Selbst in der kalten Jahrezeit, ist das Meer unanständig türkis und die weißen, unendlichen sowie menschenleeren Strände traumhaft schön.
Die unbebaute, wilde Dünenlandschaft erinnert an Sylt oder an Jütland in Dänemark, die Pinienwälder im angrenzenden Barbarte duften wie das wunderschöne Aquitaine am Atlantik in Südfrankreich.

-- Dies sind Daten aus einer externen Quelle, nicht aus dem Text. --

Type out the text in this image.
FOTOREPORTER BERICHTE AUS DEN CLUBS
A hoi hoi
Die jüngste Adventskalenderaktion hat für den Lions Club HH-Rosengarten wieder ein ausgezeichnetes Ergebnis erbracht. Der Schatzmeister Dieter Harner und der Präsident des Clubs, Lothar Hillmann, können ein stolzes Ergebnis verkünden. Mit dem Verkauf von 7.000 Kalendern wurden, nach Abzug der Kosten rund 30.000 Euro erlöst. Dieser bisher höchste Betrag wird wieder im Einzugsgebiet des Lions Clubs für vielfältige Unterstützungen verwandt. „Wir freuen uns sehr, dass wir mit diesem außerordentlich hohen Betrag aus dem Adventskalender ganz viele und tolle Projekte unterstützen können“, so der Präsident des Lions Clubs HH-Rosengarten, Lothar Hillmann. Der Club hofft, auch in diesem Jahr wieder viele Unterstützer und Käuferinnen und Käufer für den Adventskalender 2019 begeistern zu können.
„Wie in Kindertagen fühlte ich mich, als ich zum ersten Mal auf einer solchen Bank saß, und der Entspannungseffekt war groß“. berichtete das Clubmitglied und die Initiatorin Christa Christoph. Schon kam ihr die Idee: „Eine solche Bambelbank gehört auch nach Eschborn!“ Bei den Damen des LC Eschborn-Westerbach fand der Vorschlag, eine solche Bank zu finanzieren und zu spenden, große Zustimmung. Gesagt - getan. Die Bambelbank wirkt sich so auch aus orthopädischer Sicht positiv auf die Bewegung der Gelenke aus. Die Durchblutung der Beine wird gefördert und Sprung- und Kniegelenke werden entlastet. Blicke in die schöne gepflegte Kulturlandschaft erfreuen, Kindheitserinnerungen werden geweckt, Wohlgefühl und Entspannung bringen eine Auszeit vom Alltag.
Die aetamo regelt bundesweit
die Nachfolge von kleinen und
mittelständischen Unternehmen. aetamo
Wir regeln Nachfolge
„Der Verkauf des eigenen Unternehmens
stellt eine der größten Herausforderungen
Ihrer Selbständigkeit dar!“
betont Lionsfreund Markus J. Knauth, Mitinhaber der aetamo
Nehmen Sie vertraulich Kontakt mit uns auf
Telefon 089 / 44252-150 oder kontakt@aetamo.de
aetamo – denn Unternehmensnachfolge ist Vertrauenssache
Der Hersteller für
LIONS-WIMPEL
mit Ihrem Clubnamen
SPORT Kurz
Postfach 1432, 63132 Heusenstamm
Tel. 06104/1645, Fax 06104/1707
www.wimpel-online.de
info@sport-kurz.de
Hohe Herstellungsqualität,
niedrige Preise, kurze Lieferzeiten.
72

Darüber hinaus punktet Andalusien besonders in den Monaten Dezember und Januar mit konstantem Swell und einem sonnigen und sehr mildem Klima, das selbst das gute alte Mallorca temperaturtechnisch alt aussehen lässt.
Das Meer hat derzeit eine Temperatur von fünfzehn Grad Celsius. Wenn ich daran denke, dass Jungs und Mädels in Cold Hawaii -so wird eine besonders gut surfbare Gegend rund um Kittmöller in Dänemark genannt- bei gerade mal vier Grad Celsius surfen gehen, dann kann man sagen, fünfzehn Grad sind noch echt human. Da gibt es nichts zu meckern.
Dennoch habe ich heute morgen irgendwie Mist gebaut. Ich war zu lange im Wasser, der Swell hatte eine hohe Periode, was bedeutet, das man immer wieder mal zwanzig Minuten im Wasser abhängt, einfach nur auf seinem Surfbrett sitzt, ewig wartet, obwohl kaum eine Welle ins Becken kommt.
Wenn man dann meint, noch nicht genügend derer abbekommen zu haben, denkt man sich: „Ach, eine noch!“ Und wartet. Und noch eine. Und wartet. Und noch eine.
Zack- und ehe man sich versieht, sind dann schon zwei, drei Stunden verstrichen. Oft komme ich erst aus dem Wasser, wenn ich meine Füße und Finger kaum noch spüre oder der Hunger mich an Land treibt. Oder wenn meine Energie Reserven definitiv vebraucht sind, und ich bereits im Wasser friere wie ein Schneider. So wie heute.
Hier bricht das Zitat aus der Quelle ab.